Pastikan Kesiapan Infrastruktur: Kesiapan infrastruktur menjadi krusial, meliputi penyesuaian sistem perbankan dan perusahaan, kalibrasi mesin kasir dan tiket, pembaruan perangkat lunak pembayaran digital, ketersediaan pecahan logam sen, serta rencana distribusi uang baru yang terpadu dengan perluasan pembayaran nontunai.
Perkuat Pengawasan Harga: Selama fase harga ganda, pemerintah daerah dan asosiasi ritel diminta memperkuat pengawasan harga, diikuti dengan publikasi berkala mengenai perkembangan transisi.

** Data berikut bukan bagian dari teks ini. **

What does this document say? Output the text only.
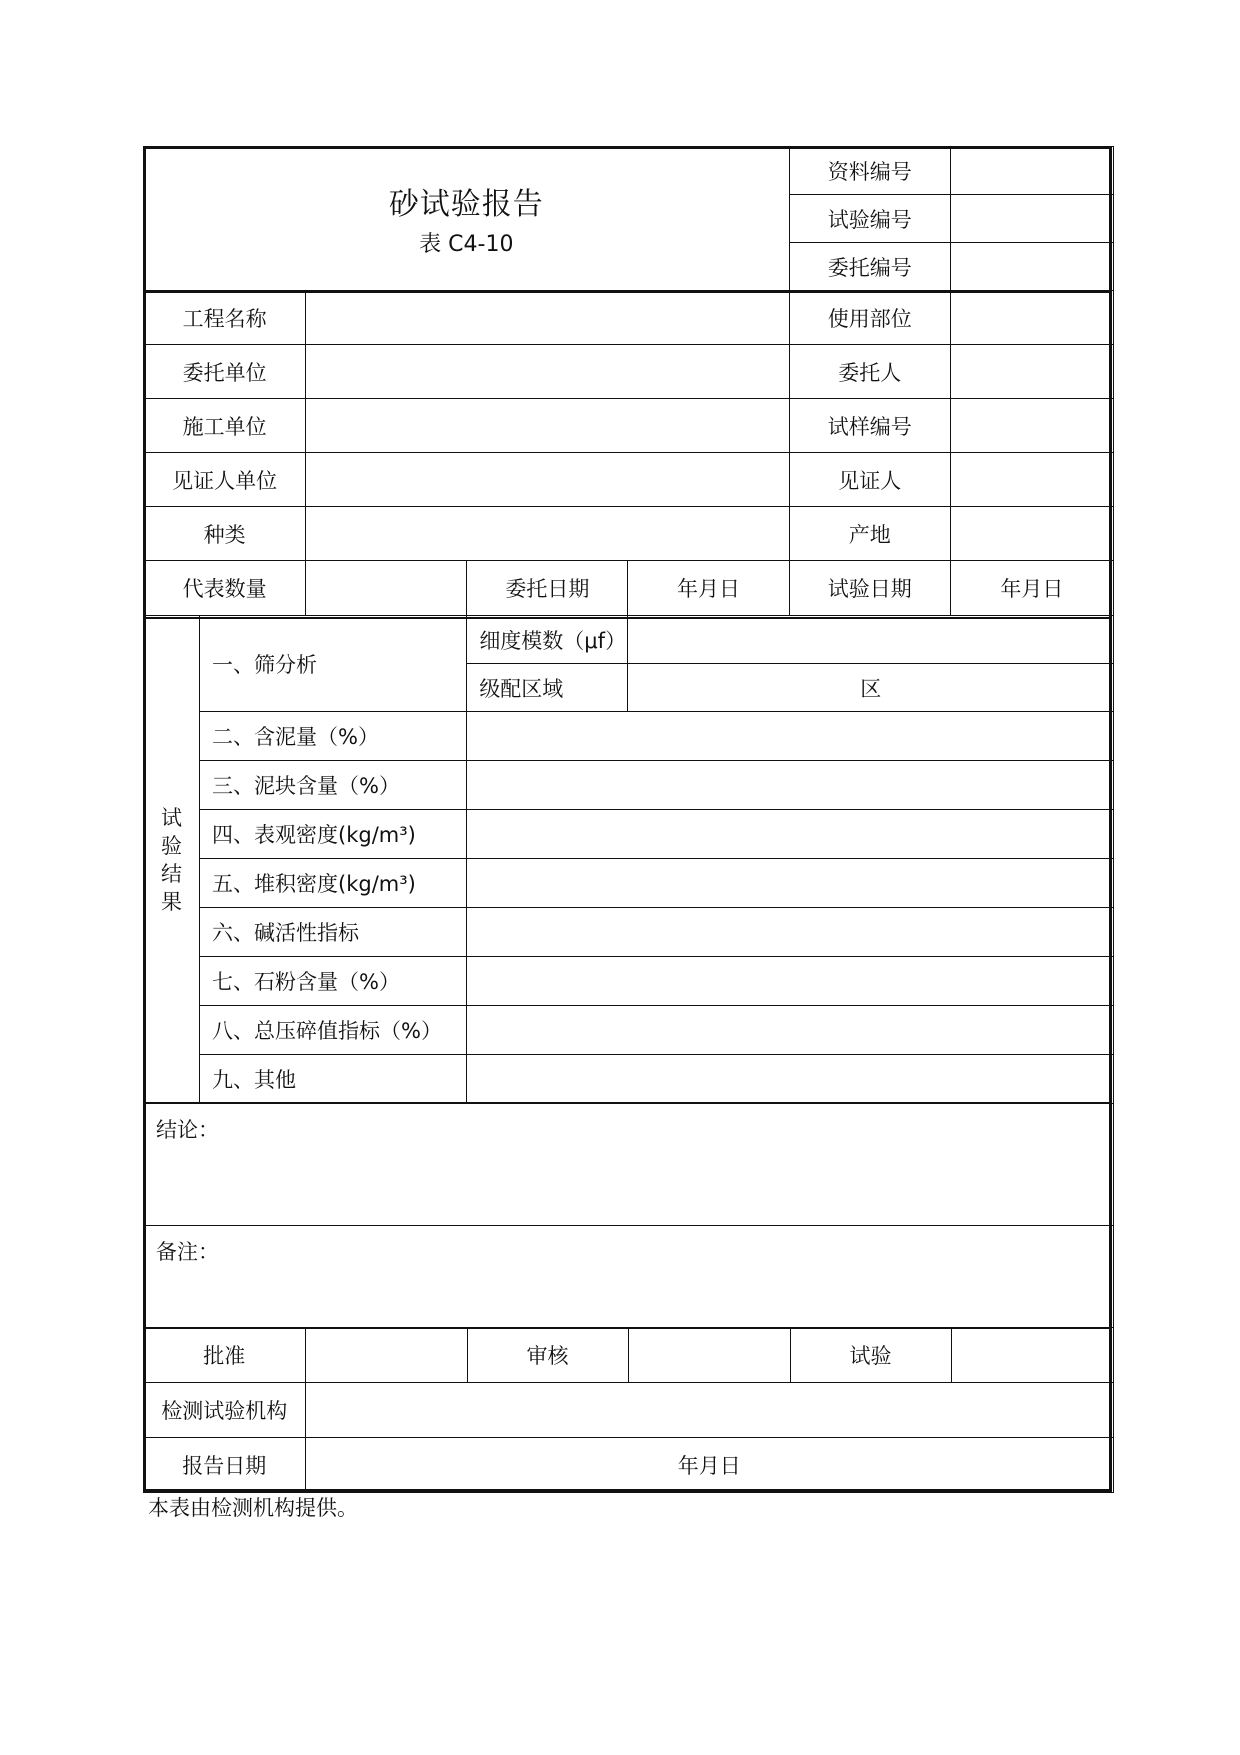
砂试验报告
表 C4-10
	资料编号	
试验编号	
委托编号	
工程名称		使用部位	
委托单位		委托人	
施工单位		试样编号	
见证人单位		见证人	
种类		产地	
代表数量		委托日期	年月日	试验日期	年月日

试
验
结
果
	一、筛分析	细度模数（μf）	
级配区域	区
二、含泥量（%）	
三、泥块含量（%）	
四、表观密度(kg/m³)	
五、堆积密度(kg/m³)	
六、碱活性指标	
七、石粉含量（%）	
八、总压碎值指标（%）	
九、其他	
结论：
备注：

批准		审核		试验	

检测试验机构	

报告日期	年月日
本表由检测机构提供。
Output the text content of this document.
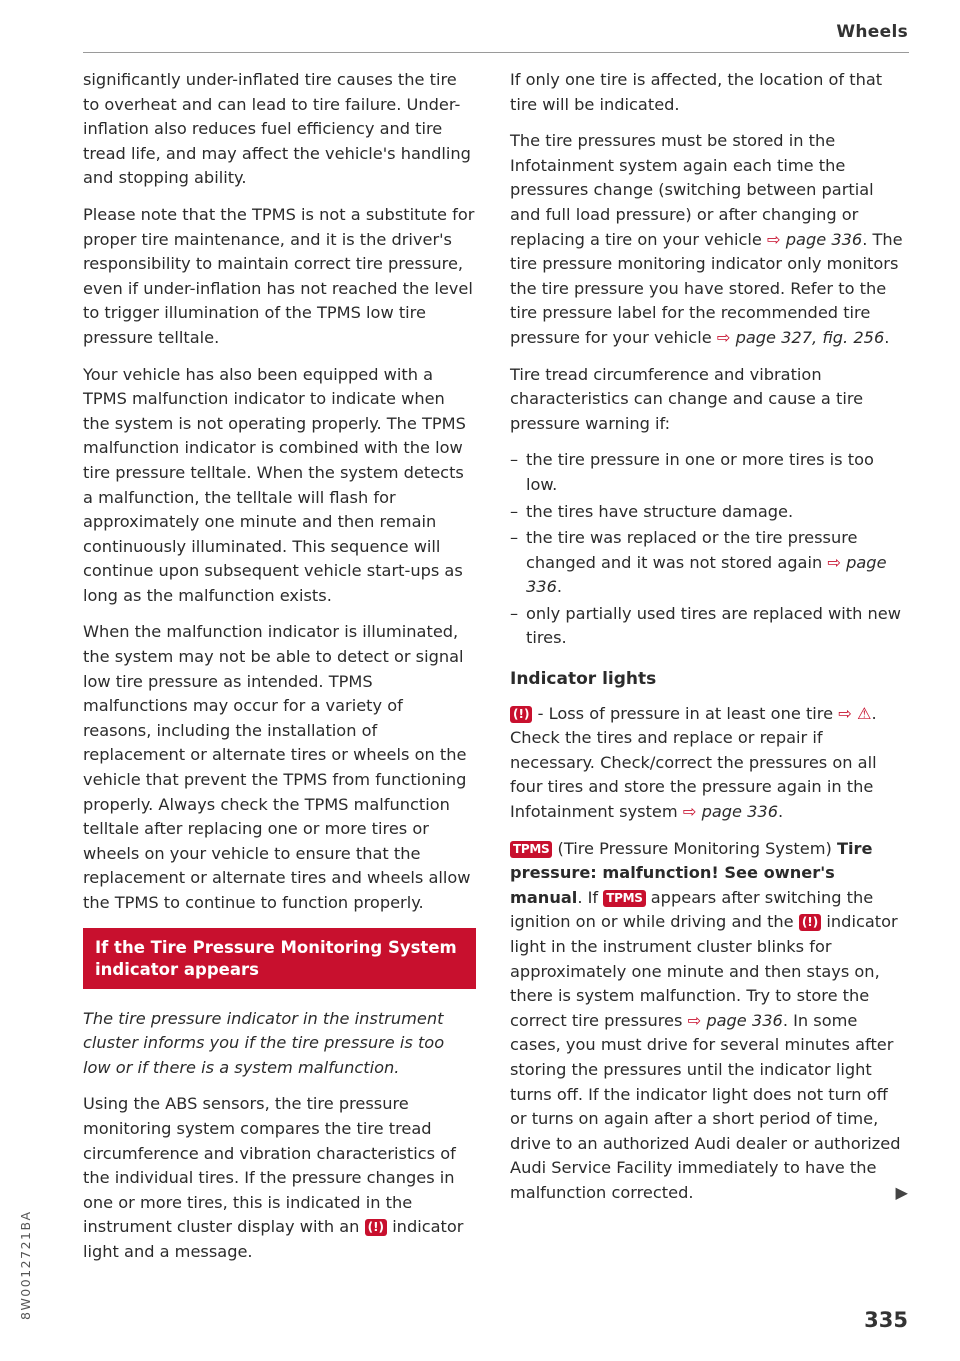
Wheels

significantly under-inflated tire causes the tire to overheat and can lead to tire failure. Under-inflation also reduces fuel efficiency and tire tread life, and may affect the vehicle's handling and stopping ability.

Please note that the TPMS is not a substitute for proper tire maintenance, and it is the driver's responsibility to maintain correct tire pressure, even if under-inflation has not reached the level to trigger illumination of the TPMS low tire pressure telltale.

Your vehicle has also been equipped with a TPMS malfunction indicator to indicate when the system is not operating properly. The TPMS malfunction indicator is combined with the low tire pressure telltale. When the system detects a malfunction, the telltale will flash for approximately one minute and then remain continuously illuminated. This sequence will continue upon subsequent vehicle start-ups as long as the malfunction exists.

When the malfunction indicator is illuminated, the system may not be able to detect or signal low tire pressure as intended. TPMS malfunctions may occur for a variety of reasons, including the installation of replacement or alternate tires or wheels on the vehicle that prevent the TPMS from functioning properly. Always check the TPMS malfunction telltale after replacing one or more tires or wheels on your vehicle to ensure that the replacement or alternate tires and wheels allow the TPMS to continue to function properly.

If the Tire Pressure Monitoring System indicator appears

The tire pressure indicator in the instrument cluster informs you if the tire pressure is too low or if there is a system malfunction.

Using the ABS sensors, the tire pressure monitoring system compares the tire tread circumference and vibration characteristics of the individual tires. If the pressure changes in one or more tires, this is indicated in the instrument cluster display with an (!) indicator light and a message.

If only one tire is affected, the location of that tire will be indicated.

The tire pressures must be stored in the Infotainment system again each time the pressures change (switching between partial and full load pressure) or after changing or replacing a tire on your vehicle ⇨ page 336. The tire pressure monitoring indicator only monitors the tire pressure you have stored. Refer to the tire pressure label for the recommended tire pressure for your vehicle ⇨ page 327, fig. 256.

Tire tread circumference and vibration characteristics can change and cause a tire pressure warning if:

– the tire pressure in one or more tires is too low.
– the tires have structure damage.
– the tire was replaced or the tire pressure changed and it was not stored again ⇨ page 336.
– only partially used tires are replaced with new tires.
Indicator lights

(!) - Loss of pressure in at least one tire ⇨ ⚠. Check the tires and replace or repair if necessary. Check/correct the pressures on all four tires and store the pressure again in the Infotainment system ⇨ page 336.

TPMS (Tire Pressure Monitoring System) Tire pressure: malfunction! See owner's manual. If TPMS appears after switching the ignition on or while driving and the (!) indicator light in the instrument cluster blinks for approximately one minute and then stays on, there is system malfunction. Try to store the correct tire pressures ⇨ page 336. In some cases, you must drive for several minutes after storing the pressures until the indicator light turns off. If the indicator light does not turn off or turns on again after a short period of time, drive to an authorized Audi dealer or authorized Audi Service Facility immediately to have the malfunction corrected.	▶

8W0012721BA	335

“Target rampung 2027 berarti tahapan tersebut perlu dijalankan disiplin dan komunikasinya dibuat sangat praktis di tingkat ritel,” jelas Josua Pardede.

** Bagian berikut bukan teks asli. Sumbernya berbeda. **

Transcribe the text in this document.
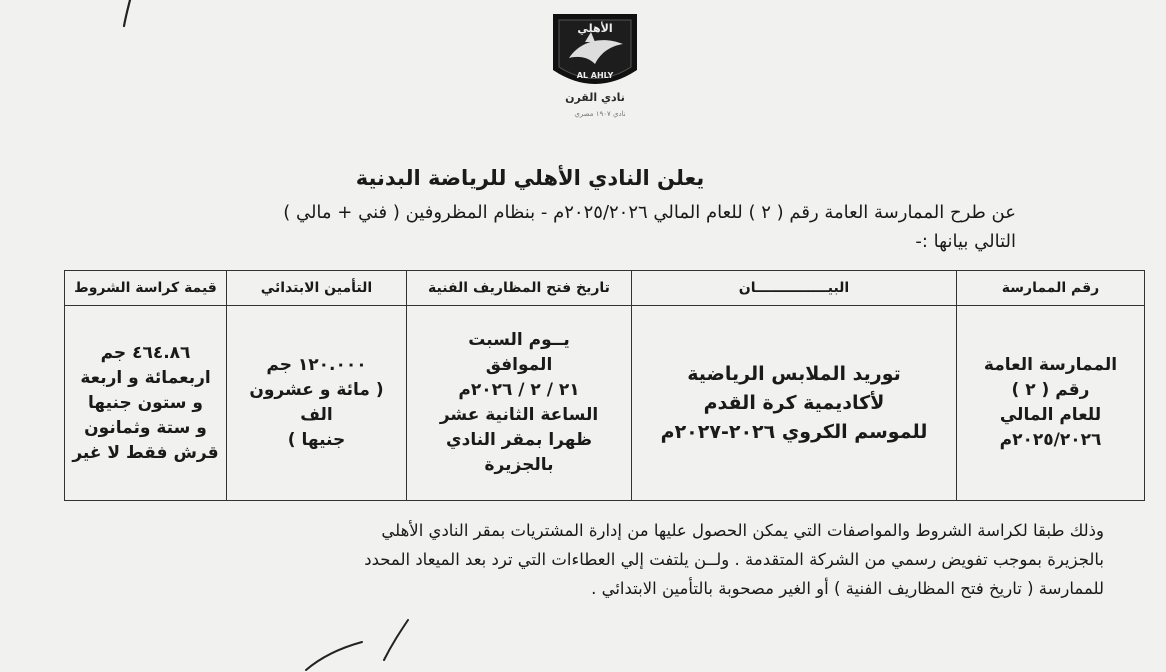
الأهلي
AL AHLY
نادي القرن
نادي ١٩٠٧ مصري
يعلن النادي الأهلي للرياضة البدنية
عن طرح الممارسة العامة رقم ( ٢ ) للعام المالي ٢٠٢٥/٢٠٢٦م - بنظام المظروفين ( فني + مالي )
التالي بيانها :-
رقم الممارسة	البيـــــــــــــــان	تاريخ فتح المظاريف الفنية	التأمين الابتدائي	قيمة كراسة الشروط

الممارسة العامة
رقم ( ٢ )
للعام المالي
٢٠٢٥/٢٠٢٦م	توريد الملابس الرياضية
لأكاديمية كرة القدم
للموسم الكروي ٢٠٢٦-٢٠٢٧م	يــوم السبت
الموافق
٢١ / ٢ / ٢٠٢٦م
الساعة الثانية عشر
ظهرا بمقر النادي بالجزيرة	١٢٠.٠٠٠ جم
( مائة و عشرون الف
جنيها )	٤٦٤.٨٦ جم
اربعمائة و اربعة
و ستون جنيها
و ستة وثمانون
قرش فقط لا غير
وذلك طبقا لكراسة الشروط والمواصفات التي يمكن الحصول عليها من إدارة المشتريات بمقر النادي الأهلي
بالجزيرة بموجب تفويض رسمي من الشركة المتقدمة . ولــن يلتفت إلي العطاءات التي ترد بعد الميعاد المحدد
للممارسة ( تاريخ فتح المظاريف الفنية ) أو الغير مصحوبة بالتأمين الابتدائي .
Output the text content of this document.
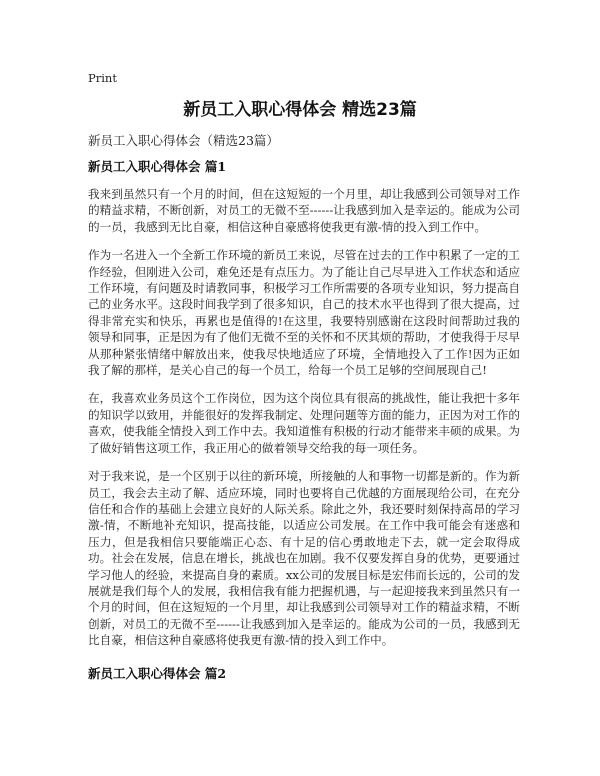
Print
新员工入职心得体会 精选23篇
新员工入职心得体会（精选23篇）
新员工入职心得体会 篇1

我来到虽然只有一个月的时间，但在这短短的一个月里，却让我感到公司领导对工作的精益求精，不断创新，对员工的无微不至------让我感到加入是幸运的。能成为公司的一员，我感到无比自豪，相信这种自豪感将使我更有激-情的投入到工作中。

作为一名进入一个全新工作环境的新员工来说，尽管在过去的工作中积累了一定的工作经验，但刚进入公司，难免还是有点压力。为了能让自己尽早进入工作状态和适应工作环境，有问题及时请教同事，积极学习工作所需要的各项专业知识，努力提高自己的业务水平。这段时间我学到了很多知识，自己的技术水平也得到了很大提高，过得非常充实和快乐，再累也是值得的!在这里，我要特别感谢在这段时间帮助过我的领导和同事，正是因为有了他们无微不至的关怀和不厌其烦的帮助，才使我得于尽早从那种紧张情绪中解放出来，使我尽快地适应了环境，全情地投入了工作!因为正如我了解的那样，是关心自己的每一个员工，给每一个员工足够的空间展现自己!

在，我喜欢业务员这个工作岗位，因为这个岗位具有很高的挑战性，能让我把十多年的知识学以致用，并能很好的发挥我制定、处理问题等方面的能力，正因为对工作的喜欢，使我能全情投入到工作中去。我知道惟有积极的行动才能带来丰硕的成果。为了做好销售这项工作，我正用心的做着领导交给我的每一项任务。

对于我来说，是一个区别于以往的新环境，所接触的人和事物一切都是新的。作为新员工，我会去主动了解、适应环境，同时也要将自己优越的方面展现给公司，在充分信任和合作的基础上会建立良好的人际关系。除此之外，我还要时刻保持高昂的学习激-情，不断地补充知识，提高技能，以适应公司发展。在工作中我可能会有迷惑和压力，但是我相信只要能端正心态、有十足的信心勇敢地走下去，就一定会取得成功。社会在发展，信息在增长，挑战也在加剧。我不仅要发挥自身的优势，更要通过学习他人的经验，来提高自身的素质。xx公司的发展目标是宏伟而长远的，公司的发展就是我们每个人的发展，我相信我有能力把握机遇，与一起迎接我来到虽然只有一个月的时间，但在这短短的一个月里，却让我感到公司领导对工作的精益求精，不断创新，对员工的无微不至------让我感到加入是幸运的。能成为公司的一员，我感到无比自豪，相信这种自豪感将使我更有激-情的投入到工作中。

新员工入职心得体会 篇2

Senada dengan Pardede, Direktur Celios (Center of Economic and Law Studies), Bhima Yudhistira, mengakui bahwa sosialisasi adalah kunci keberhasilan. “90 persen lebih transaksi di Indonesia masih menggunakan uang tunai, meski pemanfaatan QRIS dan transaksi digital meningkat. Gap sosialisasi bisa menyebabkan kebingungan administrasi terutama di pelaku usaha ritel karena ribuan jenis barang perlu disesuaikan pembukuannya,” tukas Bhima. (*)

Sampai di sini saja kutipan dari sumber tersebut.